Science needs us just as much as we need science!
Goswami and Stillman (Goswami and Stillman, 1987) warned that ‘if the questions and the answers are not continually reformulated by those who are working in the classroom, educational research is pointless’. They suggest that teacher input is necessary to illuminate the scientific experiments conducted by external researchers. Others agree that scientific evidence is not the end product and, in fact, ‘the final court of judgement is not academic research, but what works in your classroom’ (Petty, 2014). This is echoed in the report published by the British Educational Research Association and Royal Society for the Arts (British Educational Research Association, Royal Society for the Arts, 2014), which highlights the ‘need to include evidence from elsewhere, especially from our own classroom’. Perhaps this could be done through action research facilitated by the Chartered College of Teaching.

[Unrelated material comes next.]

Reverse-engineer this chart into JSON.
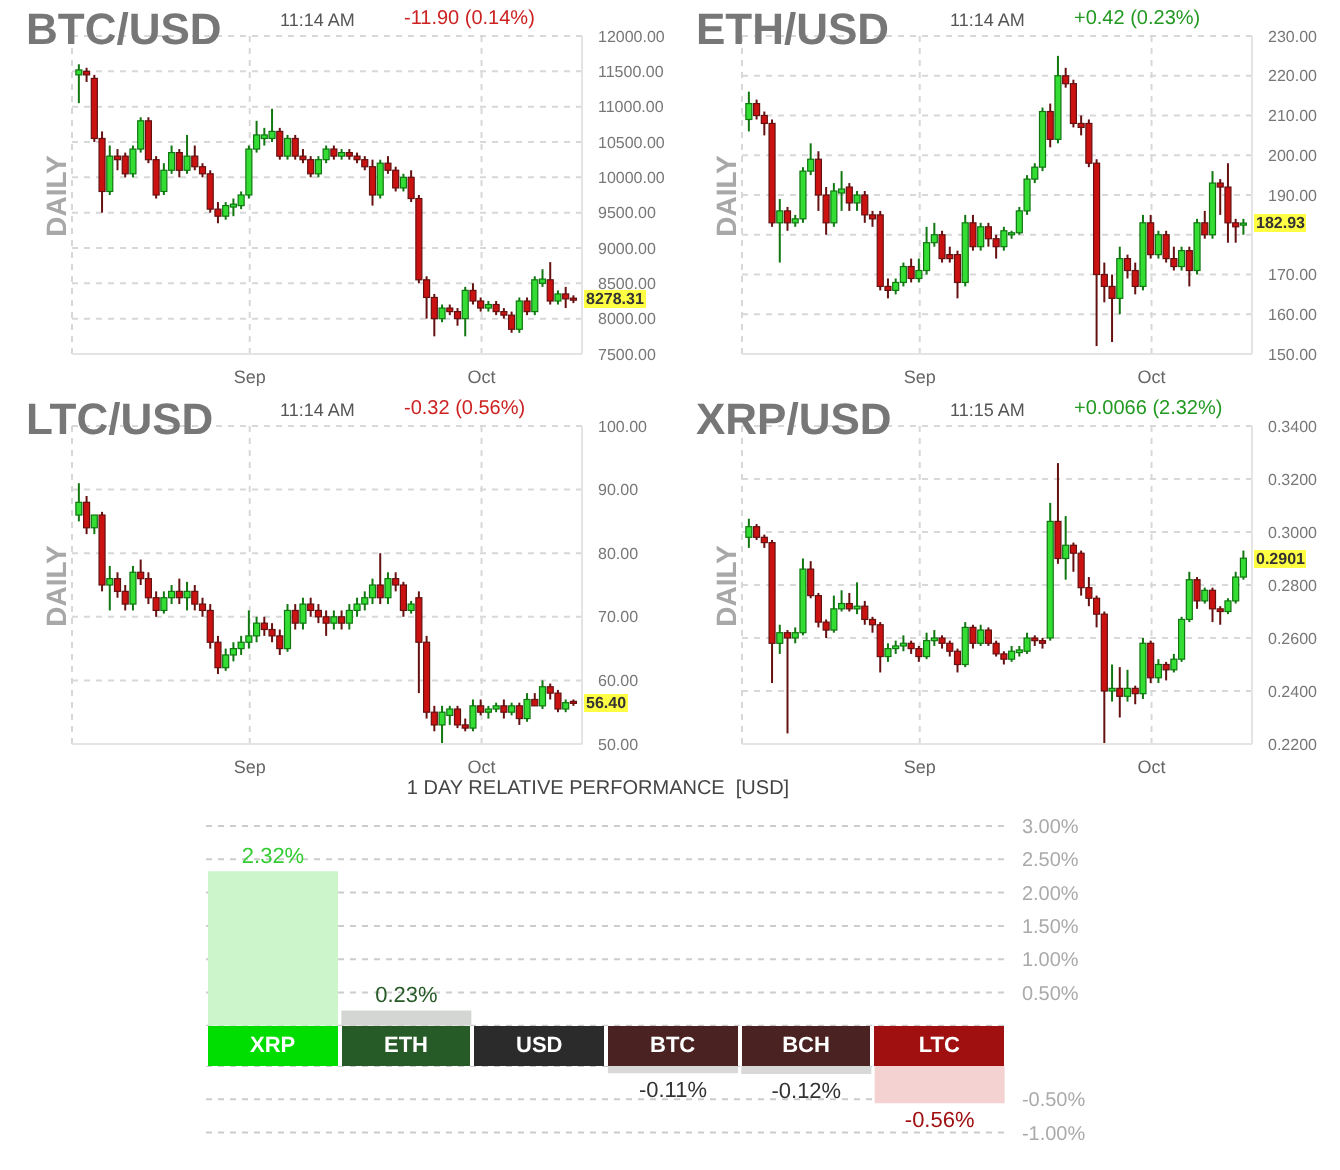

This rise of open access and summaries provided by the EEF and MESH guidelines mean that the science of learning is at our fingertips, but let us not devalue the importance of teacher judgements, which are also crucial in translating theory into useful practice (see Sarah Younie’s 2017 BERA blog for how you can get involved in this, (Younie, 2017)). Whitty (Whitty, 2016) noted that ‘translational’ research involving the use of developments in science is used all the time in nursing but there is no appropriate infrastructure for this to be possible in education. I see the College as providing this infrastructure. Giving members access to academic research is a starting point and the Chartered Teacher Programme offers the additional opportunity for teachers to research for themselves ‘the best ways to help children succeed in specific contexts’ (Chartered College of Teaching, 2015). It is not easy and that is why the science of learning needs to be supplemented by the complexity of teacher knowledge.